Following an event known as ‘The Crisis’, impressively bearded survivalist David (Tim Kaiser) hopes to sit out the apocalypse in his humble tent in the woods. Onto this scene stumbles fellow survivor Mary (Lulu Dahl), who finagles herself a place in the tent after David is injured. The relative safety of David’s quiet place comes under threat when this argumentative new presence brings Those Who Walk in Darkness – unseen monsters who may or may not have started it all – down upon their heads.
Kyle Couch’s single-location horror film may be overly influenced by recent cinema trends, but it’s more than a simple Bird Box or Quiet Place rip-off. Perhaps that’s by necessity; it can’t afford to be. On such a meagre budget, Couch keeps his monsters to the shadows, his characters hunkered down in David’s tent. The cinematography is simple and gloomy, but it works for the story being told. In spite of its name being in the title and everything, the actual tent doesn’t have much personality, but the film has a certain atmosphere regardless.

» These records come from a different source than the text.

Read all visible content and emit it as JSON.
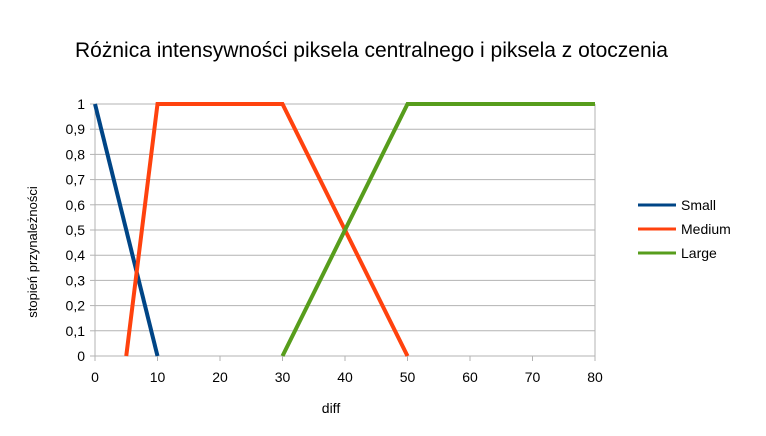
{
  "chart_data": {
    "type": "line",
    "title": "Różnica intensywności piksela centralnego i piksela z otoczenia",
    "xlabel": "diff",
    "ylabel": "stopień przynależności",
    "x_categories": [
      "0",
      "10",
      "20",
      "30",
      "40",
      "50",
      "60",
      "70",
      "80"
    ],
    "y_ticks": [
      "0",
      "0,1",
      "0,2",
      "0,3",
      "0,4",
      "0,5",
      "0,6",
      "0,7",
      "0,8",
      "0,9",
      "1"
    ],
    "ylim": [
      0,
      1
    ],
    "grid": "horizontal",
    "legend_position": "right",
    "series": [
      {
        "name": "Small",
        "color": "#004586",
        "points": [
          [
            0,
            1
          ],
          [
            1,
            0
          ]
        ]
      },
      {
        "name": "Medium",
        "color": "#ff420e",
        "points": [
          [
            0.5,
            0
          ],
          [
            1,
            1
          ],
          [
            3,
            1
          ],
          [
            5,
            0
          ]
        ]
      },
      {
        "name": "Large",
        "color": "#579d1c",
        "points": [
          [
            3,
            0
          ],
          [
            5,
            1
          ],
          [
            8,
            1
          ]
        ]
      }
    ]
  }
}
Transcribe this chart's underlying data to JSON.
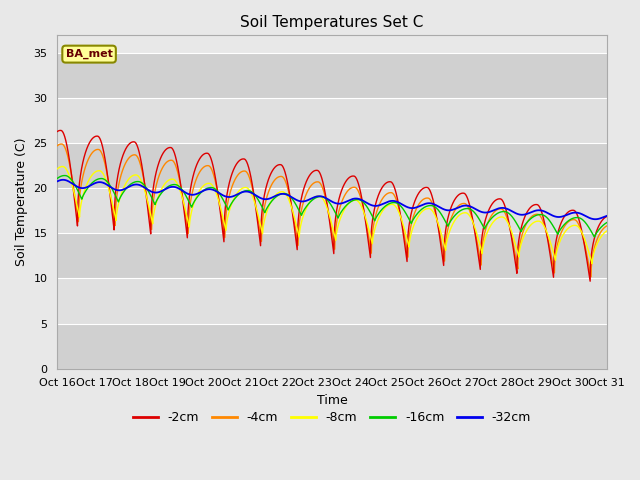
{
  "title": "Soil Temperatures Set C",
  "xlabel": "Time",
  "ylabel": "Soil Temperature (C)",
  "ylim": [
    0,
    37
  ],
  "xlim_end": 360,
  "xtick_labels": [
    "Oct 16",
    "Oct 17",
    "Oct 18",
    "Oct 19",
    "Oct 20",
    "Oct 21",
    "Oct 22",
    "Oct 23",
    "Oct 24",
    "Oct 25",
    "Oct 26",
    "Oct 27",
    "Oct 28",
    "Oct 29",
    "Oct 30",
    "Oct 31"
  ],
  "ytick_values": [
    0,
    5,
    10,
    15,
    20,
    25,
    30,
    35
  ],
  "legend_labels": [
    "-2cm",
    "-4cm",
    "-8cm",
    "-16cm",
    "-32cm"
  ],
  "line_colors": [
    "#dd0000",
    "#ff8800",
    "#ffff00",
    "#00cc00",
    "#0000ee"
  ],
  "bg_color": "#e8e8e8",
  "annotation_text": "BA_met",
  "annotation_bbox_facecolor": "#ffff99",
  "annotation_bbox_edgecolor": "#888800",
  "title_fontsize": 11,
  "label_fontsize": 9,
  "tick_fontsize": 8
}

Couch’s writing (of which there is a lot) is the real star of the show, papering over any cracks in the visuals and occasionally flat acting.
Those who go in expecting post-apocalyptic action or big scares will likely be disappointed by The Tent. Astonishing twist aside, this is more quiet character drama than anything else – a study of profound loneliness in two lost souls, reconnecting in a crappy tent in the woods. Like David’s tent, it’s shabby and unassuming, but gets the job done.